The action of the court in permitting the State, after the defendants had rested their case, to reopen its case and introduce in chief a letter of the defendant Williams, written prior to the trial, containing statements as to his whereabouts on the night of the homicide in conflict with his claim upon the trial that he was in Poughkeepsie on that night, is assigned as error. The permission was given after the State had offered the letter in rebuttal and the defendants had claimed that it should have been offered in chief. As the letter showed that Williams, prior to the trial, was making the claim that he was in Bridgeport on the night of the homicide, and had in court, in support of his assertedalibi, claimed and offered testimony that he was in Poughkeepsie at that time, we think that the evidence was properly offered in rebuttal, and that the defendants were not harmed by the reopening of the State's case and receiving it in chief. But the court in its discretion might permit the reopening of the State's case in chief if satisfied that important testimony had been inadvertently omitted or had *Page 132 been discovered after the case in chief was closed, giving the defendants, as was done in this case, opportunity to reopen its case to meet the new evidence. There was no harmful error in reopening the case.

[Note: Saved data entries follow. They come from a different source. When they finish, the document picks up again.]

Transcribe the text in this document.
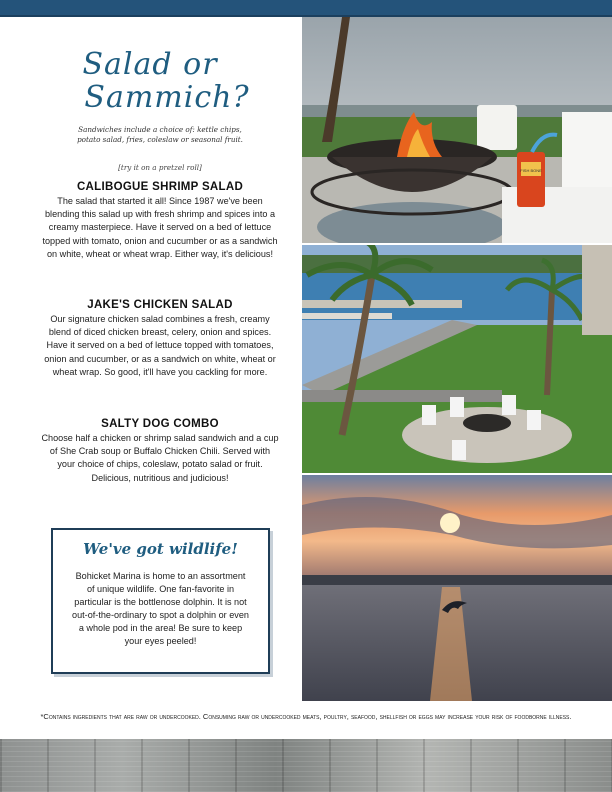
Salad or
Sammich?
Sandwiches include a choice of: kettle chips, potato salad, fries, coleslaw or seasonal fruit.
[try it on a pretzel roll]
CALIBOGUE SHRIMP SALAD

The salad that started it all! Since 1987 we've been blending this salad up with fresh shrimp and spices into a creamy masterpiece. Have it served on a bed of lettuce topped with tomato, onion and cucumber or as a sandwich on white, wheat or wheat wrap. Either way, it's delicious!

JAKE'S CHICKEN SALAD

Our signature chicken salad combines a fresh, creamy blend of diced chicken breast, celery, onion and spices. Have it served on a bed of lettuce topped with tomatoes, onion and cucumber, or as a sandwich on white, wheat or wheat wrap. So good, it'll have you cackling for more.

SALTY DOG COMBO

Choose half a chicken or shrimp salad sandwich and a cup of She Crab soup or Buffalo Chicken Chili. Served with your choice of chips, coleslaw, potato salad or fruit. Delicious, nutritious and judicious!

We've got wildlife!

Bohicket Marina is home to an assortment of unique wildlife. One fan-favorite in particular is the bottlenose dolphin. It is not out-of-the-ordinary to spot a dolphin or even a whole pod in the area! Be sure to keep your eyes peeled!

FISH BONE
*Contains ingredients that are raw or undercooked. Consuming raw or undercooked meats, poultry, seafood, shellfish or eggs may increase your risk of foodborne illness.
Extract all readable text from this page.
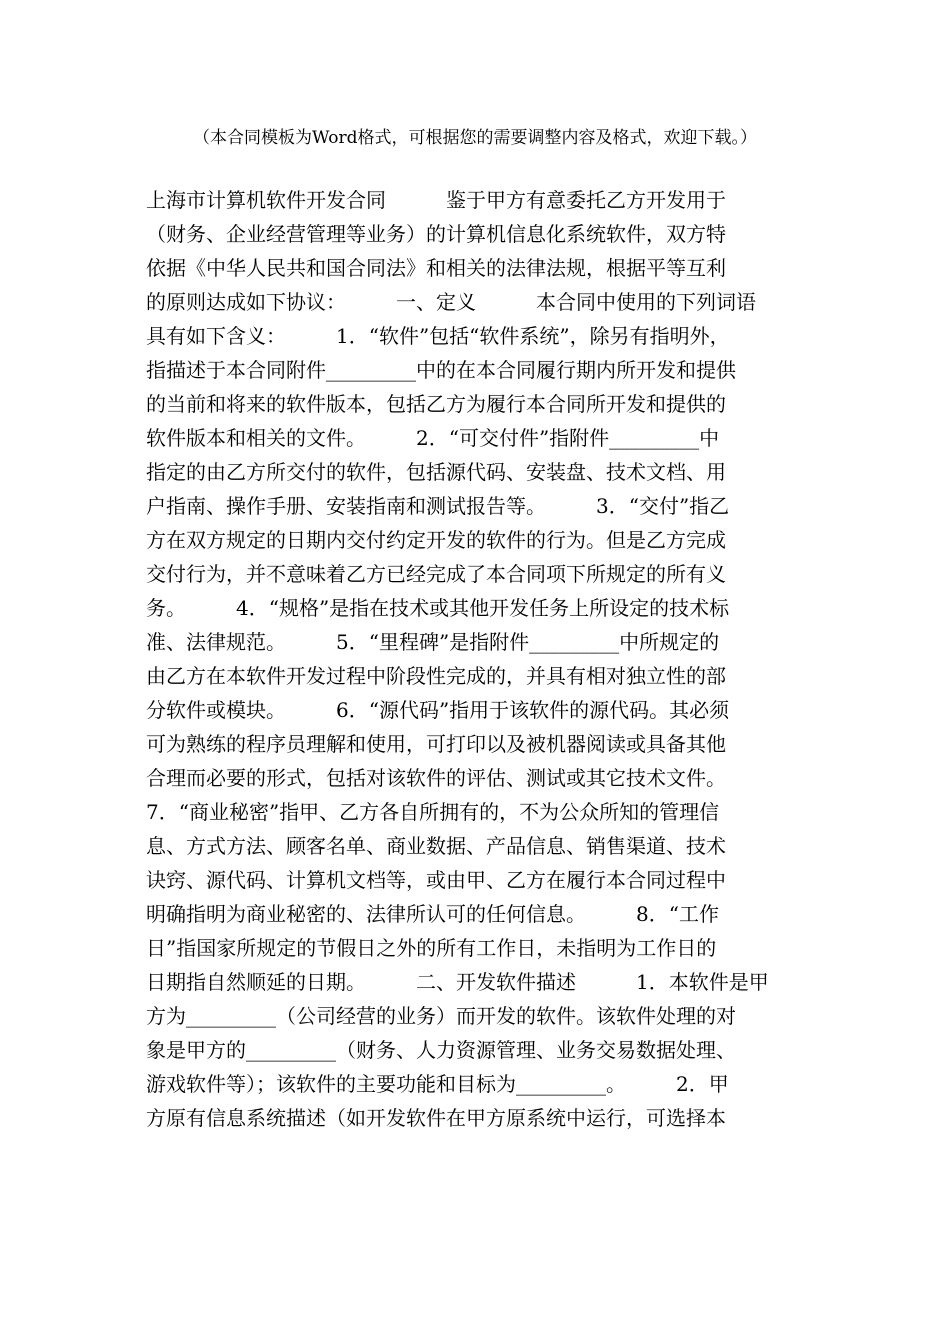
（本合同模板为Word格式，可根据您的需要调整内容及格式，欢迎下载。）
上海市计算机软件开发合同　　　鉴于甲方有意委托乙方开发用于
（财务、企业经营管理等业务）的计算机信息化系统软件，双方特
依据《中华人民共和国合同法》和相关的法律法规，根据平等互利
的原则达成如下协议：　　　一、定义　　　本合同中使用的下列词语
具有如下含义：　　　1．“软件”包括“软件系统”，除另有指明外，
指描述于本合同附件_________中的在本合同履行期内所开发和提供
的当前和将来的软件版本，包括乙方为履行本合同所开发和提供的
软件版本和相关的文件。　　　2．“可交付件”指附件_________中
指定的由乙方所交付的软件，包括源代码、安装盘、技术文档、用
户指南、操作手册、安装指南和测试报告等。　　　3．“交付”指乙
方在双方规定的日期内交付约定开发的软件的行为。但是乙方完成
交付行为，并不意味着乙方已经完成了本合同项下所规定的所有义
务。　　　4．“规格”是指在技术或其他开发任务上所设定的技术标
准、法律规范。　　　5．“里程碑”是指附件_________中所规定的
由乙方在本软件开发过程中阶段性完成的，并具有相对独立性的部
分软件或模块。　　　6．“源代码”指用于该软件的源代码。其必须
可为熟练的程序员理解和使用，可打印以及被机器阅读或具备其他
合理而必要的形式，包括对该软件的评估、测试或其它技术文件。
7．“商业秘密”指甲、乙方各自所拥有的，不为公众所知的管理信
息、方式方法、顾客名单、商业数据、产品信息、销售渠道、技术
诀窍、源代码、计算机文档等，或由甲、乙方在履行本合同过程中
明确指明为商业秘密的、法律所认可的任何信息。　　　8．“工作
日”指国家所规定的节假日之外的所有工作日，未指明为工作日的
日期指自然顺延的日期。　　　二、开发软件描述　　　1．本软件是甲
方为_________（公司经营的业务）而开发的软件。该软件处理的对
象是甲方的_________（财务、人力资源管理、业务交易数据处理、
游戏软件等）；该软件的主要功能和目标为_________。　　　2．甲
方原有信息系统描述（如开发软件在甲方原系统中运行，可选择本
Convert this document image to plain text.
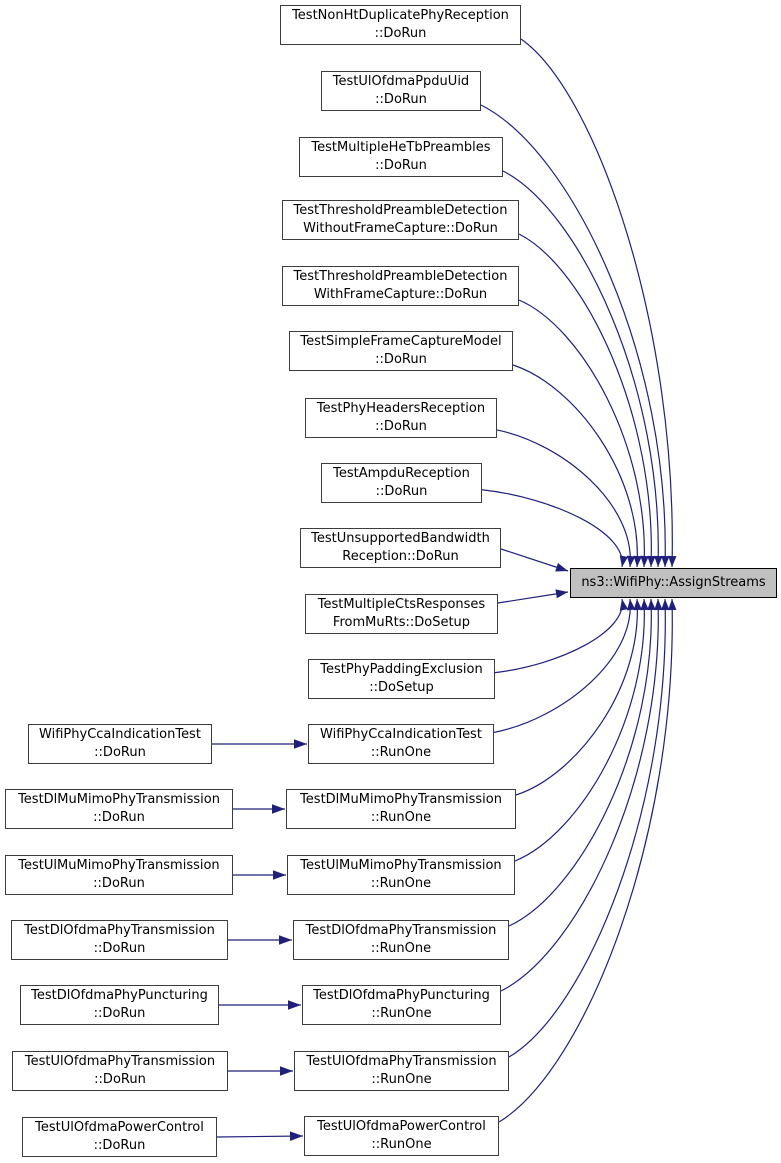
TestNonHtDuplicatePhyReception
::DoRun
TestUlOfdmaPpduUid
::DoRun
TestMultipleHeTbPreambles
::DoRun
TestThresholdPreambleDetection
WithoutFrameCapture::DoRun
TestThresholdPreambleDetection
WithFrameCapture::DoRun
TestSimpleFrameCaptureModel
::DoRun
TestPhyHeadersReception
::DoRun
TestAmpduReception
::DoRun
TestUnsupportedBandwidth
Reception::DoRun
TestMultipleCtsResponses
FromMuRts::DoSetup
TestPhyPaddingExclusion
::DoSetup
WifiPhyCcaIndicationTest
::RunOne
TestDlMuMimoPhyTransmission
::RunOne
TestUlMuMimoPhyTransmission
::RunOne
TestDlOfdmaPhyTransmission
::RunOne
TestDlOfdmaPhyPuncturing
::RunOne
TestUlOfdmaPhyTransmission
::RunOne
TestUlOfdmaPowerControl
::RunOne
WifiPhyCcaIndicationTest
::DoRun
TestDlMuMimoPhyTransmission
::DoRun
TestUlMuMimoPhyTransmission
::DoRun
TestDlOfdmaPhyTransmission
::DoRun
TestDlOfdmaPhyPuncturing
::DoRun
TestUlOfdmaPhyTransmission
::DoRun
TestUlOfdmaPowerControl
::DoRun
ns3::WifiPhy::AssignStreams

Neither of the defendants testified upon the trial. The court in its charge did not notice this circumstance nor charge the jury that their neglect to testify should not be taken against them. The defendants' counsel, although they did not request such an instruction, complain of this omission. General Statutes, § 1509, provides that "the neglect or refusal of an accused party to testify shall not be commented upon to the court or jury." A previous Act, passed in 1867, provided that the neglect of an accused person to testify should not be commented upon by the prosecuting attorney or the court. This Act was repealed by an Act passed in 1879, which is now § 1509 above referred to. For twelve years it was, thus, by statute, improper for the court to comment upon the fact that an accused person had neglected to testify. The present Act does not in terms forbid or require the court to in any way refer to the circumstance.
Whether, if there had been a request, the court would have been bound to give the instruction which the accused claims, is a question which it is unnecessary for us to decide. There was no such request, and it was not error for the court, in the absence of one, to omit any instruction upon the subject.
There is no error.
In this opinion the other judges concurred.